Holm was hired by La Vie Parisienne, and later by the Persian Room at the Plaza Hotel to sing to their late-night supper club audiences after the "Oklahoma!" curtain fell.
The slender, blue-eyed blonde moved west to pursue a film career. "Hollywood is a good place to learn how to eat a salad without smearing your lipstick," she would say.
"Oscar Hammerstein told me, `You won't like it,'" and he was right, she said. Hollywood "was just too artificial. The values are entirely different. That balmy climate is so deceptive." She returned to New York after several years.
Her well-known films included "The Tender Trap" and "High Society" but others were less memorable. "I made two movies I've never even seen," she told an interviewer in 1991.

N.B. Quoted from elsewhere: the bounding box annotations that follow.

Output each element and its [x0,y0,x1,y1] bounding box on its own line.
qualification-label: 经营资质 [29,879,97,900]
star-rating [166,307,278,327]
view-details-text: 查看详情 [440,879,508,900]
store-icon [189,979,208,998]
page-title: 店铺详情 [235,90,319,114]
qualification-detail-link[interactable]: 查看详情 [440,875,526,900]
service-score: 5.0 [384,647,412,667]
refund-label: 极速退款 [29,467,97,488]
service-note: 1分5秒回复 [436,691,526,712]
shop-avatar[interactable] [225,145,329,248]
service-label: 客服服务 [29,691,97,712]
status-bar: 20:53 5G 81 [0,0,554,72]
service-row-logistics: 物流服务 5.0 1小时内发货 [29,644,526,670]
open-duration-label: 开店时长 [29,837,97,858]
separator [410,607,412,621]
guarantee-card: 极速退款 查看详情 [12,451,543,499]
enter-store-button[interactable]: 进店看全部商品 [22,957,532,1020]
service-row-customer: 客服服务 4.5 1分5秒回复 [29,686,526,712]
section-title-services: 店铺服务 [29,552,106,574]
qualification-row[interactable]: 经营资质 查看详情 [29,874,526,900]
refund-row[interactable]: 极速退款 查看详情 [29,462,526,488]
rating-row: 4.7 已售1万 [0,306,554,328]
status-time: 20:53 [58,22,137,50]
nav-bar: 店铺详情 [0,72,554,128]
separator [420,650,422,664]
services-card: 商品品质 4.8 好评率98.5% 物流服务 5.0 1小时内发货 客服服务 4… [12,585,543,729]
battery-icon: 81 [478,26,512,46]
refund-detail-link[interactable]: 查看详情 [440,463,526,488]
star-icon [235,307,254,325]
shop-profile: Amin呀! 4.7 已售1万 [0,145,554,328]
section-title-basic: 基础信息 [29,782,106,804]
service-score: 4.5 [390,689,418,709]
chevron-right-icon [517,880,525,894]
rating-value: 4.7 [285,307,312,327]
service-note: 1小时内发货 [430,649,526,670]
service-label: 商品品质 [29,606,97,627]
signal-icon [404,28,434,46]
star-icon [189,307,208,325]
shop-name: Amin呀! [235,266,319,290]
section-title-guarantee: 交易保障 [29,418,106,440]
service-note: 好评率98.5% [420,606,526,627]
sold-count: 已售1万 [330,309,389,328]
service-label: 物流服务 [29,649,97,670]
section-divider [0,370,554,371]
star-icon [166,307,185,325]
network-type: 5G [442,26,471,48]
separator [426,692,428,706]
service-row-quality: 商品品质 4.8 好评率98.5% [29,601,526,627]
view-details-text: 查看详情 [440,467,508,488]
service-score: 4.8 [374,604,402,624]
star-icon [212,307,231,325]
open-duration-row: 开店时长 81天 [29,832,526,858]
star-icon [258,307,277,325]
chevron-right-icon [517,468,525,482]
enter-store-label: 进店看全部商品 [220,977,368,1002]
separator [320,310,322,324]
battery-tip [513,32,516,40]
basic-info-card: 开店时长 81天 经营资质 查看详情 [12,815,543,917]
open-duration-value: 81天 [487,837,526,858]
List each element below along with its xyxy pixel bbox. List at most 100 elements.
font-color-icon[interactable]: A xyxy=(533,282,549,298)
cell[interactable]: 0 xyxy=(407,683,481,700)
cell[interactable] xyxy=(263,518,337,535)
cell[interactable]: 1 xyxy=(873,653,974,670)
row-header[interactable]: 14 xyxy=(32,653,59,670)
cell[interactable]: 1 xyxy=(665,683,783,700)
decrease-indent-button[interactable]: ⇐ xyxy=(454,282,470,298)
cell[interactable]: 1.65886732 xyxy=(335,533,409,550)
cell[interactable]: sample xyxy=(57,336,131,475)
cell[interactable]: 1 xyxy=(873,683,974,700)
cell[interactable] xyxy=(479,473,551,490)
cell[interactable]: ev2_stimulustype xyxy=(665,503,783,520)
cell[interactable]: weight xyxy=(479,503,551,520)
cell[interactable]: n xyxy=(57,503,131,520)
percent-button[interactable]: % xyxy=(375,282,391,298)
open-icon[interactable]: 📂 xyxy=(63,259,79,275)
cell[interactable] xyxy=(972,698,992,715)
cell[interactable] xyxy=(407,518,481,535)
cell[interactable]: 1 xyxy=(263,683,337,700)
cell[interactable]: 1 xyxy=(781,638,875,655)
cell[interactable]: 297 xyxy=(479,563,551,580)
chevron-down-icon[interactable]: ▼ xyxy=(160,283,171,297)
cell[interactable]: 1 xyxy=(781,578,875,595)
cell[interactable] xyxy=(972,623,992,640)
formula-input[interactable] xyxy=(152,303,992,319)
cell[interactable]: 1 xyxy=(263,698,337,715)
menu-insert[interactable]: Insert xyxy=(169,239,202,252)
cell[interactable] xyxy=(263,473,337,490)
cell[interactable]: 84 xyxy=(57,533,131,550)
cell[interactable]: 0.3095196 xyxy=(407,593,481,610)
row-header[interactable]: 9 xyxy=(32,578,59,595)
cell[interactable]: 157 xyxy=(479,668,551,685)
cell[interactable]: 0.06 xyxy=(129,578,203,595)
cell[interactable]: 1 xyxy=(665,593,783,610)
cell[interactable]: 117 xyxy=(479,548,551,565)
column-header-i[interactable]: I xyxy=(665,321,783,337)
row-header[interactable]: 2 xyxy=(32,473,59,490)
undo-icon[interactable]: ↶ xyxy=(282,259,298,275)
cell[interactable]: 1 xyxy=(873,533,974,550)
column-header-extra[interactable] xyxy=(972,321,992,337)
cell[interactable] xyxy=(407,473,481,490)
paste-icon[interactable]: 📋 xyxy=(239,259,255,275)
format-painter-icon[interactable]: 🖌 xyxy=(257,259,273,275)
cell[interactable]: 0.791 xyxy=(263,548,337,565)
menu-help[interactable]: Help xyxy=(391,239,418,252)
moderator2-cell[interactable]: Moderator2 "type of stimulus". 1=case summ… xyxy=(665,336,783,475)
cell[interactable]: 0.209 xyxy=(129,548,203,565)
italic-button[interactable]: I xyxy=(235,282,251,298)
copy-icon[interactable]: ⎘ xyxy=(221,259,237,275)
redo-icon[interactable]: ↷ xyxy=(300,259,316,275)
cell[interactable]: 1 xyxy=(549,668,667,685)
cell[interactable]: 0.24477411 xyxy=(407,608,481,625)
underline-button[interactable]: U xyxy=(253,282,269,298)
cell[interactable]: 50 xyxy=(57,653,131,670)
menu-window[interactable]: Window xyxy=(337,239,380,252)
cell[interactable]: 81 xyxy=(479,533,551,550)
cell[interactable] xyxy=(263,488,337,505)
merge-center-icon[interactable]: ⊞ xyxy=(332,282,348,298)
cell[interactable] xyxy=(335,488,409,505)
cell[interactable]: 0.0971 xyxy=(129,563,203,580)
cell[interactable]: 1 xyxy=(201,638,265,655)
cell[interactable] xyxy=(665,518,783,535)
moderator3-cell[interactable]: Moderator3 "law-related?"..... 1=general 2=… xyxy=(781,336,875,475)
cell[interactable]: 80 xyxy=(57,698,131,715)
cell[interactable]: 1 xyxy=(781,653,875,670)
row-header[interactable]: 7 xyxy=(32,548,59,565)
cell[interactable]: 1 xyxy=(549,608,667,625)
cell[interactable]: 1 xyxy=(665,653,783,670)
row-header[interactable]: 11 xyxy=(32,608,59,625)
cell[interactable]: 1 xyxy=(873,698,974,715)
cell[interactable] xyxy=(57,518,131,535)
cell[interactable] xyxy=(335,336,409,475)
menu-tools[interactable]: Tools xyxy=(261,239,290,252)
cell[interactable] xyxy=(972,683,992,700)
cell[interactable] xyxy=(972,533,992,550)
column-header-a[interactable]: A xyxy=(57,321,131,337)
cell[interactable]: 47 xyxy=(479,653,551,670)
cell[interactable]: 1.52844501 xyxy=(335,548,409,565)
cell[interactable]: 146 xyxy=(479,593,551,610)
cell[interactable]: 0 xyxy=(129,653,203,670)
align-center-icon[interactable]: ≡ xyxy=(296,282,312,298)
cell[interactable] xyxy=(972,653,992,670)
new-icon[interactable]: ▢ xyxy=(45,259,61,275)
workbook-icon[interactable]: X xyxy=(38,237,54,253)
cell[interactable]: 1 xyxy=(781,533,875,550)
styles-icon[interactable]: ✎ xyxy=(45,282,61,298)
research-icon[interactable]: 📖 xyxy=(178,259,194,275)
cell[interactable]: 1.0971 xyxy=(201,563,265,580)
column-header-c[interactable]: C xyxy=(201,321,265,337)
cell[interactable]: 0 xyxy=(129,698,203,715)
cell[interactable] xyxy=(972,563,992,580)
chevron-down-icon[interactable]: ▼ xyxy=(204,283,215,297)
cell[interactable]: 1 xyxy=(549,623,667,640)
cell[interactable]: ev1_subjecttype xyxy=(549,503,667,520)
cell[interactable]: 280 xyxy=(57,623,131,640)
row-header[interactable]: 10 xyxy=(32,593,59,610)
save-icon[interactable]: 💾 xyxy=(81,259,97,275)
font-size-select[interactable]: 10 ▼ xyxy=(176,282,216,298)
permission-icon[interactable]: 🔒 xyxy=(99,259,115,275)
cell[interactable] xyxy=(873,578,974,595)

She attributed her drive to do charity work to her grandparents and parents who "were always volunteers in every direction."
She said she learned first-hand the power of empathy in 1943 when she performed in a ward of mental patients and got a big smile from one man she learned later had been uncommunicative for six months.
"I suddenly realized with a great sense of impact how valuable we are to each other," she said.
In 1979, she was knighted by King Olav of Norway.
In her early 70s, an interviewer asked if she had ever thought of retiring. "No. What for?" she replied. "If people retired, we wouldn't have had Laurence Olivier, Ralph Richardson, John Gielgud ... I think it's very important to hang on as long as we can."
In the 1990s, Holm and Gerald McRainey starred in the CBS's "Promised Land," a spinoff of "Touched by an Angel." In 1995, she joined such stars as Tony Randall and Jerry Stiller to lobby for state funding for the arts in Albany, N.Y. Her last big screen role was as Brendan Fraser's grandmother in the romance "Still Breathing."
Holm was married five times and is survived by two sons and three grandchildren. Her marriage in 1938 to director Ralph Nelson lasted a year but produced a son, Theodor Holm Nelson. In 1940, she married Francis Davies, an English auditor. In 1946, she married airline public relations executive A. Schuyler Dunning and they had a son, Daniel Dunning.
During her fourth marriage, to actor Robert Wesley Addy, whom she married in 1966, the two appeared together on stage when they could. In the mid-1960s, when neither had a project going, they put together a two-person show called "Interplay – An Evening of Theater-in-Concert" that toured the United States and was sent abroad by the State Department. Addy died in 1996.
Funeral arrangements for Holm were incomplete. The family is asking that any memorial donations be made to UNICEF, Arts Horizons or The Lillian Booth Actors Home of The Actors Fund in Englewood, N.J.